The Mayor's office is one of the current impediments to the project. Taking over the Mayor's office is one way to get past that impediment. But if you fail, you've made an enemy that will never work with you.
What impediment remains? The mayor of Boston has no direct influence over Everett. Her only leverage is and has been through her Statehouse buddies.
Correct me if I am wrong but there hasn't been any real hold ups from Boston during this process. There's been concerns they've had but nothing i've seen that is holding up the stadium has been because of boston. It's been because of other factors
The bill to remove the area from "strategic port designation" to one of "entertainment" was to finally have been voted upon last July. Wu, suddenly chimed in -cutely- saying something to the affect that she had no knowledge of it, that no one contacted her. B.S.. She had to have known. My translation: Kraft didn't come to kiss her ring (much like the early 2000's when Kraft didn't kiss Menino's ring for a Patriots stadium). So, she sent out signals of being against it -citing traffic concerns in nearby Boston's Charlestown neighborhood, specifically Sullivan Square.
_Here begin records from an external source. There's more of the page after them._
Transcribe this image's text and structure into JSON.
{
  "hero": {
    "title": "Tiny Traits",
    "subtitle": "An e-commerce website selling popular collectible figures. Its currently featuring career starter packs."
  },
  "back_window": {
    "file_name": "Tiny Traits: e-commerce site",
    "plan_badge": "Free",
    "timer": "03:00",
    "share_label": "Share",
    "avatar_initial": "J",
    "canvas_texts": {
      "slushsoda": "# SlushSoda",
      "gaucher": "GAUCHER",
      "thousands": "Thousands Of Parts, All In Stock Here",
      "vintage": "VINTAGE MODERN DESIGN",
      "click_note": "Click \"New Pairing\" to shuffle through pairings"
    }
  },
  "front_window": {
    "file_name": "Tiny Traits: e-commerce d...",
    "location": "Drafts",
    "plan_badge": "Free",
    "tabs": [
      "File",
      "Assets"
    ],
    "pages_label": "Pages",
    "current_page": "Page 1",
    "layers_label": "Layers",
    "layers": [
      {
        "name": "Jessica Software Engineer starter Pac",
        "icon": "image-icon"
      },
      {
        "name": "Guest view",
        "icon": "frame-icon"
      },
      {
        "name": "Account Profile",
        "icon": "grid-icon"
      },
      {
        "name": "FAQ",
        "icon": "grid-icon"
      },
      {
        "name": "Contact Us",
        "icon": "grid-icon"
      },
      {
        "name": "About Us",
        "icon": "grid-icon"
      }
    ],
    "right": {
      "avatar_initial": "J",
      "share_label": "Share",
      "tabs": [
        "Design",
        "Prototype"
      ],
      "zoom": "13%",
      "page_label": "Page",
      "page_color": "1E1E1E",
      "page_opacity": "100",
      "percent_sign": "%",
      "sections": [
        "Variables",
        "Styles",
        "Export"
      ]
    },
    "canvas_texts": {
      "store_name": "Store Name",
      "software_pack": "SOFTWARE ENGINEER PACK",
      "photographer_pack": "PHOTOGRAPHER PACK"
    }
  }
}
Statehouse leaders heard her loud and clear and stripped the bill away from the funding package for the July, 2024 vote. This effectively put it on ice and ostensibly for another year until the next vote. Fortunately, Maura Healy got the two sides talking again, so they finally passed the measure around 6 months later. So, Wu, did delay this by 6 months. My guess is that backroom deals were made to give Wu the "pork" that she wanted. Now it appears that she's onboard. That's how the sausages are made, I suppose. PS: I think the hypocrisy is hilarious, because while Wu seemed to have transit concerns vis-a-vis Everett, over in Franklin Park, she was ramrodding the White Stadium project through which has its own share of transit challenges.
My understand is that the bill youre talking about was delayed for other reason than the revs stadium. It was a much larger bill than just the stadium and was delayed to do other reasons than the krafts in wu.